Attaching metadata to content
Descriptive metadata needs to be associated with the material that it describes. In the past, descriptive metadata has usually been stored separately, as an external catalog or index. This has many advantages, but requires links between the metadata and the object it references. Some digital libraries are moving in the other direction, storing the metadata and the data together, either by embedding the metadata in the object itself or by having two tightly linked objects. This approach is convenient in distributed systems and for long-term archiving, since it guarantees that computer programs have access to both the data and the metadata at the same time.

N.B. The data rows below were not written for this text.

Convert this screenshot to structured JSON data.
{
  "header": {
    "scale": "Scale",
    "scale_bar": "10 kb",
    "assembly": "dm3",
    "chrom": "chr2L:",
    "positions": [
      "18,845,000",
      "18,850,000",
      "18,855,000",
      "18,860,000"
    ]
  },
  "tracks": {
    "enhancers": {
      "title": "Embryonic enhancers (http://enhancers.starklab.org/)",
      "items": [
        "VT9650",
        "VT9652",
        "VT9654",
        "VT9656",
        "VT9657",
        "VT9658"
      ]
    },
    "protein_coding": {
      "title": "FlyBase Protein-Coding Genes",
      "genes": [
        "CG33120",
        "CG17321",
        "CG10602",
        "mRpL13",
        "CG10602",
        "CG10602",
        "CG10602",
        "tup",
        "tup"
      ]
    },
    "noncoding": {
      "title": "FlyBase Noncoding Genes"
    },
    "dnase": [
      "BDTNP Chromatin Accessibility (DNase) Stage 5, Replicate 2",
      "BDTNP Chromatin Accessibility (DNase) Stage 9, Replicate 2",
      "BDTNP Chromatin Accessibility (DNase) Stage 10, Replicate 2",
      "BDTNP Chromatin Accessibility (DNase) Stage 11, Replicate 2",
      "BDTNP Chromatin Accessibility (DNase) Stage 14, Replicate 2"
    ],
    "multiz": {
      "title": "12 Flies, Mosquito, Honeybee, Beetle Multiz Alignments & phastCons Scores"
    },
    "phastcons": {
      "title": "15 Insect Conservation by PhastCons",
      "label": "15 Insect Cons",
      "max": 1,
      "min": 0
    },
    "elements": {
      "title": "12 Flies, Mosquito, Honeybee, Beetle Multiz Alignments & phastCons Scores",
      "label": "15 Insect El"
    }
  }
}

Mechanisms for associating metadata with web pages have been a subject of considerable debate. For an HTML page, a simple approach is to embed the metadata in the page, using the special HTML tag , as in Table 10.1. These are the meta tags from an HTML description of the Dublin Core Element Set. Note that the choice of tags is a system design decision. The Dublin Core itself does not specify how the metadata is associated with the material.
Table 10.1
Metadata represented with HTML <meta> tags
<meta name="DC.subject"
content="dublin core metadata element set">
<meta name="DC.subject"
content="networked object description">
<meta name="DC.publisher"
content="OCLC Online Computer Library Center, Inc.">
<meta name="DC.creator"
content="Weibel, Stuart L., [email protected].">
<meta name="DC.creator"
content="Miller, Eric J., [email protected].">
<meta name="DC.title"
content="Dublin Core Element Set Reference Page">
<meta name="DC.date"
content="1996-05-28">
<meta name="DC.form" scheme="IMT"
content="text/html">
<meta name="DC.language" scheme="ISO639"
content="en">
<meta name="DC.identifier" scheme="URL"
content="http://purl.oclc.org/metadata/dublin_core">
Since meta tags can not be used with file types other than HTML and rapidly become cumbersome, a number of organizations working through the World Wide Web Consortium have developed a more general structure known as the Resource Description Framework (RDF). RDF is described in Panel 10.5.